I found out the next day that the alternator was loose. On top of that, the brake lines had rusted through under the bed and I had been driving with only front brakes (that little pressure check valve works!)
I painted that truck flat black with white inserts. My buddies called it the penguin truck.
I sold that truck to some local landscapers and bought a lifted F-150 with the 5.0 motor. The bed bolts had rusted out around 3 of the four bolts and every time I hit a bump the bed would bounce up and down. This was particularly noticeable because in Hawaii I often had people riding in the back on the way to surf spots. I’d yell back, “keep your legs away from the bolts, it’ll pinch like hell!”
The radiator on that truck was terrible and I’d often arrive at my destination in a cloud of steam.
My father took pity on me and sold me his truck for $2500. A straight 71 Ford Highboy with a 390. It cost me 1500 to get it to Hawaii but I had a big block classic 4x4!
The Ford served well for about a year and then developed a deathly knock that continues to this day despite thousands I’ve dropped on the top end (turns out it’s a bottom end problem). Between buying it shipping it to Hawaii and the top end work I've spent over over $6000. Sad considering you can buy them here in Oregon for $1500.
The construction boom fell away and I ended up back in the states.
I eventually got a job in downtown Portland and the people flipping me off or asking me if I needed a fire extinguisher in the smoking knocking truck eventually got old. A friend was selling a Taurus for a grand and I bought it. I told myself it didn’t matter. A car is a car if all you are using it for is transportation.
… But eventually I wanted to date again (I had also went through a painful breakup around the Taurus time) and decided that a car was not always a car. For the price of a Taurus about the only thing interesting I could buy (that ran) was an MGB. So I sold the Taurus and bought a barely running MGB. The first night my roommate had to push it several times as we tried to figure out why it would die when we turned the headlights on (alternator again).

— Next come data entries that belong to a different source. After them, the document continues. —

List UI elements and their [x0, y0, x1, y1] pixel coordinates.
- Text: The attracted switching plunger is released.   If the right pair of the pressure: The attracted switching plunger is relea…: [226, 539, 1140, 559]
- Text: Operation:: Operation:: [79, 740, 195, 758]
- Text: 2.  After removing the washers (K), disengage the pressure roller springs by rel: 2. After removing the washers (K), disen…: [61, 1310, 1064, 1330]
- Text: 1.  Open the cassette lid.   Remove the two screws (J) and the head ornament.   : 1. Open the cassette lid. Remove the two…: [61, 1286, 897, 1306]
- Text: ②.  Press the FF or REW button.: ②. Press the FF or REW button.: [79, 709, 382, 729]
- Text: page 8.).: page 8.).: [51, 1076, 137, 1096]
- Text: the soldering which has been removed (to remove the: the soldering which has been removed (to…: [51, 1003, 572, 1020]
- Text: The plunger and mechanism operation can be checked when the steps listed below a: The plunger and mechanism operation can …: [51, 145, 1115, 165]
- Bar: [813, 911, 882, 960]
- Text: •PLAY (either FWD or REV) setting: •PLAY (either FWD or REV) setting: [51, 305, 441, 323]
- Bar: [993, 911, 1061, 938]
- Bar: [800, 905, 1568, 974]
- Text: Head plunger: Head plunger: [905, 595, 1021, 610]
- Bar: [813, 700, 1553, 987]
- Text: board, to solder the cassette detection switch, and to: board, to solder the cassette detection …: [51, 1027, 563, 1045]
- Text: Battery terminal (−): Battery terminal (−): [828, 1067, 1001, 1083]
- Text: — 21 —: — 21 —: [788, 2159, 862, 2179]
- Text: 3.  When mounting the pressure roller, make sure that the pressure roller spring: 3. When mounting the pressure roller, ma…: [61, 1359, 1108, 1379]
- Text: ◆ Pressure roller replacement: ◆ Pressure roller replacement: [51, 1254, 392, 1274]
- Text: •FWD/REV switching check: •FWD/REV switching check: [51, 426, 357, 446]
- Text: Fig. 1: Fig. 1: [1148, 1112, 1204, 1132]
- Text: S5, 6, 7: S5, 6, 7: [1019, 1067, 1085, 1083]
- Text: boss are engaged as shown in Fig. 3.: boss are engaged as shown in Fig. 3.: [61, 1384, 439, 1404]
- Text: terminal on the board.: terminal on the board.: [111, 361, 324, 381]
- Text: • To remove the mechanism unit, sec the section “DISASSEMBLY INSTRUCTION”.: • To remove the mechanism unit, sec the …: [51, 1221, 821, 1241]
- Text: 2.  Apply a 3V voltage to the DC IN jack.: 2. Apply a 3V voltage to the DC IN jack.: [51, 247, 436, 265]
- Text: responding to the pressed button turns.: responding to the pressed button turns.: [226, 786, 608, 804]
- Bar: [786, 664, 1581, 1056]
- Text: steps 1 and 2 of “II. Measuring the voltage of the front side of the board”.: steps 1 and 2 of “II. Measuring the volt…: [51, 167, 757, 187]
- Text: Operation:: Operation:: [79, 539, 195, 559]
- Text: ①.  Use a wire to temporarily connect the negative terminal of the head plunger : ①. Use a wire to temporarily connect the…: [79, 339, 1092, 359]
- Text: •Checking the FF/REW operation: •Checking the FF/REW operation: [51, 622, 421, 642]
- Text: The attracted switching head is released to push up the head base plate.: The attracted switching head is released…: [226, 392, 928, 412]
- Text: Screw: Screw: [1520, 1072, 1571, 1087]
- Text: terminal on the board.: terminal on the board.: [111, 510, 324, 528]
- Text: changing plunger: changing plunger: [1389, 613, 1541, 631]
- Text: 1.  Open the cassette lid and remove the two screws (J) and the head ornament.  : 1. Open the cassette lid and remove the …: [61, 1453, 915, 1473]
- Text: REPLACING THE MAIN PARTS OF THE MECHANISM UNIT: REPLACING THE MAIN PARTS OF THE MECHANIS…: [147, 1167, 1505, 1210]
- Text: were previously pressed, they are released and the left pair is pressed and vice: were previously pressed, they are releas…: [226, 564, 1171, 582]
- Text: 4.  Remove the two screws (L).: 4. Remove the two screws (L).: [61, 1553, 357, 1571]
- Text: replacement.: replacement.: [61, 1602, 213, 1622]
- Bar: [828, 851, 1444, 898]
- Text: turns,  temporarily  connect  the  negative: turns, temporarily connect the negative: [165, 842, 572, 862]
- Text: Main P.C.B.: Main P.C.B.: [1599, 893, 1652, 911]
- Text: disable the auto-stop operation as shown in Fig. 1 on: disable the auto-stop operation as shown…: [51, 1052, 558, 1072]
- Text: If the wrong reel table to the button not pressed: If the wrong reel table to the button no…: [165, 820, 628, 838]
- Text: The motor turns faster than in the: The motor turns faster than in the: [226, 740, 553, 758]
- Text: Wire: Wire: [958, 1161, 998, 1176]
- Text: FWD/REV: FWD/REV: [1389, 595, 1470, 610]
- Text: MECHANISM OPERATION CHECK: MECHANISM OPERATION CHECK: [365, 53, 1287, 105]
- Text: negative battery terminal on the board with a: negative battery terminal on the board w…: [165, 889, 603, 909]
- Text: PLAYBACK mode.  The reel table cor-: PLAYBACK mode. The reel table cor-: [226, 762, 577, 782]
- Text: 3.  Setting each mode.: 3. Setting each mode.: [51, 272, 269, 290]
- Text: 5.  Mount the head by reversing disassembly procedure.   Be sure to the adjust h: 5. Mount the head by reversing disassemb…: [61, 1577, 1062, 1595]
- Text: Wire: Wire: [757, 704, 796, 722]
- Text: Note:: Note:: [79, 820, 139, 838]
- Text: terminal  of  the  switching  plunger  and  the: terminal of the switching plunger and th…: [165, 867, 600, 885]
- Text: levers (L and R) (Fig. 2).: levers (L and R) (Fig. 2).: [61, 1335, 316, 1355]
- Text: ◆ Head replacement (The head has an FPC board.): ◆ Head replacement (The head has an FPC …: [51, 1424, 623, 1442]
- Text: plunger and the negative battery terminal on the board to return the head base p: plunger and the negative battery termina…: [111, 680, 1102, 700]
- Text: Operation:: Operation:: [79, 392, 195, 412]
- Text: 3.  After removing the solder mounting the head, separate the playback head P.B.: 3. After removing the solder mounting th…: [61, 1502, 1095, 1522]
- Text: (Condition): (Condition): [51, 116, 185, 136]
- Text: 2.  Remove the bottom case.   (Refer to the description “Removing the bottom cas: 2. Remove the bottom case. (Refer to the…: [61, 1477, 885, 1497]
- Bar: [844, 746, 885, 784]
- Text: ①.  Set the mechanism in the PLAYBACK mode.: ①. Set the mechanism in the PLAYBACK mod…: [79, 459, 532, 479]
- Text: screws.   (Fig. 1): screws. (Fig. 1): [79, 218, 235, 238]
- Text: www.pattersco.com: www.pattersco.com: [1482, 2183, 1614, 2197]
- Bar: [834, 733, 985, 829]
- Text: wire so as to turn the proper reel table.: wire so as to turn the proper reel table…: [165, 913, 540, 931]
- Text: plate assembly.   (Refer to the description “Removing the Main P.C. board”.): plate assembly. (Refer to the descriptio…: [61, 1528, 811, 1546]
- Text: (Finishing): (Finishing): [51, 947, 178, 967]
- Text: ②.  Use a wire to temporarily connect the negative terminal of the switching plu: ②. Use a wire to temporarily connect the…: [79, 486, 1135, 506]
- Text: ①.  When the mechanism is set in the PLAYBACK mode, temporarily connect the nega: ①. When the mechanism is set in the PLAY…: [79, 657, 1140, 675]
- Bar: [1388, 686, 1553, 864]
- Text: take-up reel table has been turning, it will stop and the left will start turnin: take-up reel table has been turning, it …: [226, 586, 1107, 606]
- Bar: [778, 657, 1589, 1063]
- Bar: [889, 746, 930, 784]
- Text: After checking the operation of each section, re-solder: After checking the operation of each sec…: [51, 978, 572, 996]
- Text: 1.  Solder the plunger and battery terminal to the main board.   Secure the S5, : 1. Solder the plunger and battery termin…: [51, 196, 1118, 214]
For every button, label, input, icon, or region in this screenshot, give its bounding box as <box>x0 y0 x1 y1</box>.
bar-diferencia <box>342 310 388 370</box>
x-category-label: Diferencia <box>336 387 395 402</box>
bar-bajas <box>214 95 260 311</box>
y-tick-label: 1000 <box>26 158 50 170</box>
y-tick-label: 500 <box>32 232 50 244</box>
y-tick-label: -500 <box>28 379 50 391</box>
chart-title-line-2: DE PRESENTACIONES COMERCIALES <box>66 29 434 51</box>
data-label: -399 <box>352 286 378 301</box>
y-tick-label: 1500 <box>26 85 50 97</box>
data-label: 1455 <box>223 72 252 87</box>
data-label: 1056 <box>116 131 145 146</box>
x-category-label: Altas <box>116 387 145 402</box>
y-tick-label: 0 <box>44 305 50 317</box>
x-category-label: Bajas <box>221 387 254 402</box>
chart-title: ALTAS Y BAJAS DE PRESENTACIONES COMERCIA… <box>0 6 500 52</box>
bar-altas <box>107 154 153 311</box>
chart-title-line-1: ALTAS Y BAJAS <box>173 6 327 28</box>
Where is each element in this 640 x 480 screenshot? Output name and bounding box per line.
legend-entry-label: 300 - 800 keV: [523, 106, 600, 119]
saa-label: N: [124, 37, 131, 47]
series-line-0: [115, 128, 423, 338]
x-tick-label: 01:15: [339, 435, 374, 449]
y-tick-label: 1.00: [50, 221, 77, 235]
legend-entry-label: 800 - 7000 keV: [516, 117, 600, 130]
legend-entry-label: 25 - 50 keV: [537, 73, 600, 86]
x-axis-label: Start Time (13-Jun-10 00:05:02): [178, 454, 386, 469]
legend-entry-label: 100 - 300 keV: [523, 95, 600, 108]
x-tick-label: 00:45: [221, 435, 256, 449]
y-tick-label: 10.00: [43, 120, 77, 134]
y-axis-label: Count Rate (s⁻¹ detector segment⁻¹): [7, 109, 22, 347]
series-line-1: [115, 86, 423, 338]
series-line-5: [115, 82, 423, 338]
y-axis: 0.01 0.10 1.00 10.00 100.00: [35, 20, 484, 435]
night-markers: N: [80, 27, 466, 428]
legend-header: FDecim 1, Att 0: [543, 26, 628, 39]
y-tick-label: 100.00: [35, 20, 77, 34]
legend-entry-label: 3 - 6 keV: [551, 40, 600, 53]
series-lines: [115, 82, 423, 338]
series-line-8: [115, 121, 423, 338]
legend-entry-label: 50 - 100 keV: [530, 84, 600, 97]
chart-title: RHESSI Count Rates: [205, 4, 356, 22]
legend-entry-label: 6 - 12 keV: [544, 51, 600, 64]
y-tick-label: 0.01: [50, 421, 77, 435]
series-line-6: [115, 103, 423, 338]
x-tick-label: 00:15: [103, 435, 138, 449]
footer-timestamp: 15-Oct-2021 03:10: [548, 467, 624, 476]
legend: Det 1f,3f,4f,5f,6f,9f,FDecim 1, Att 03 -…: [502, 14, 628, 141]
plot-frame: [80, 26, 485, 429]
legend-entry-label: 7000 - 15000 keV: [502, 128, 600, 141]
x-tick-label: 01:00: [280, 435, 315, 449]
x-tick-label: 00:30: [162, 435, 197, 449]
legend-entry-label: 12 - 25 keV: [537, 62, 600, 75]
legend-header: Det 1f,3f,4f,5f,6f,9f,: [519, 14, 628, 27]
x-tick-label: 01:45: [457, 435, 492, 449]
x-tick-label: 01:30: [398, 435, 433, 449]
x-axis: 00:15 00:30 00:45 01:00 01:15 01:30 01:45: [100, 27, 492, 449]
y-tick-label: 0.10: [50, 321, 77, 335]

I loved my MGB. I eventually converted it from a rubber bumper with steel wheels to a chrome bumper with wire wheels. You can see more of that project at www.budgetmgb.blogspot.com.
I married my wife in that car, autocrossed it and thoroughly enjoyed it. But then one day I saw an MGA. And I had to have one.
After months of searching I found one for about what I could get out of the MGB.
And here I am today. 15 years later I’m back to a 50’s car that I had to drag home. It’s almost depressing how little I’ve improved. Those that fail to learn from their mistakes are doomed to repeat them. I guess I’m not learning from my mistakes.
You can witness my fun at: www.budgetmga.blogspot.com.
Just got the MGA running. I’m hoping to, by the end of the summer, have autocrossed the car once. It’s my goal. Wish me luck. And pray that I learn something.